Nonverbal Communication and Computation
When people interact with each other, it is common to see indications of acknowledgment given with a simple head gesture or explicit turn-taking with eye gaze shifts. People use visual feedback-visual information transferred during interaction-to communicate relevant information and to synchronize rhythm between participants. Novel computer interfaces should also have the ability to recognize visual feedback when interacting with a user. For example, a robot or virtual agent should be able to recognize when a user is confused or when the user is busy with another task, understand who is talking to whom in a multi-party conversation, and be aware of what physical objects in an environment a user is referring to. The recognition of visual feedback is a key component of human communication, and novel multimodal interfaces need to recognize and analyze these visual cues to facilitate more natural human-computer interaction. Visual feedback for multimodal interfaces is a multi-disciplinary research topic that overlays the fields of computer vision, human-computer interaction, machine learning and artificial intelligence, and has many practical applications in areas as diverse as robotics, education, and entertainment.
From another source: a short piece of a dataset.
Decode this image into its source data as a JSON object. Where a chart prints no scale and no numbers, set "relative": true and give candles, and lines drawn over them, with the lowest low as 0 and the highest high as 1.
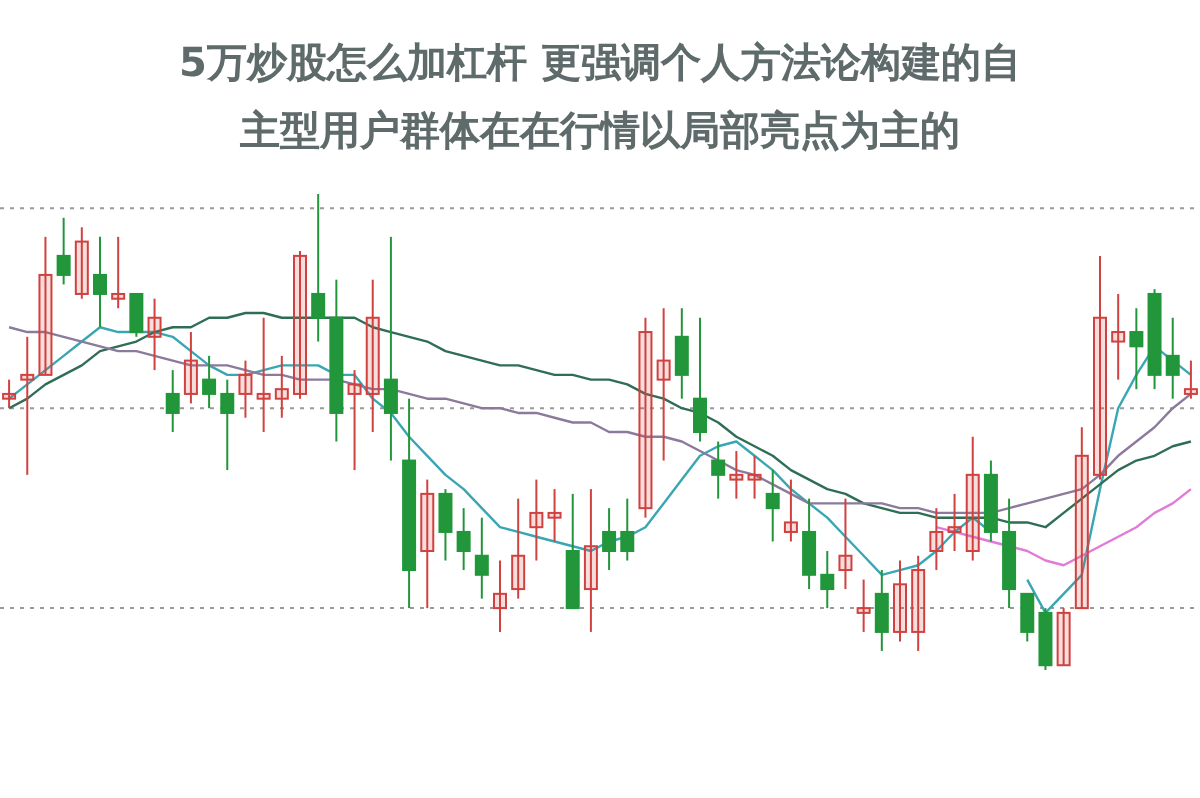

This project differs from others in the following ways:
- Sensing and recognizing nonverbal behaviors is an important research topic in computer vision. The main novelty of our approach is that we want to understand nonverbal behaviors in a multimodal and context-based fashion. Recognizing visual gesture should not only be based on the video images from the camera but should also take into account the other input modalities (e.g., spoken words and prosody from the same person) as well as the context of the interaction (e.g., actions and gestures from other people or virtual agents). To be able to really understand gestures, we need to build a recognition framework that can analyze the relation between these contextual cues and multimodal input signals.
Tags: communication, human, interaction, non-verbal, virtual
Goals
- Enabling this form of interaction in machine interfaces requires both advances in the understanding of visual feedback as naturally performed by people when interacting with computer systems-identifying the most relevant cues that machines can perceive-and most importantly, the development of efficient and robust algorithms to recognize these visual gestures. When recognizing visual feedback, people use more than their visual perception; knowledge about the current topic and expectations from previous utterances help guide recognition of visual cues such as head nodding and facial expressions. Since many of these visual gestures are subtle, the use of contextual information helps people to disambiguate between voluntary and non-voluntary gestures.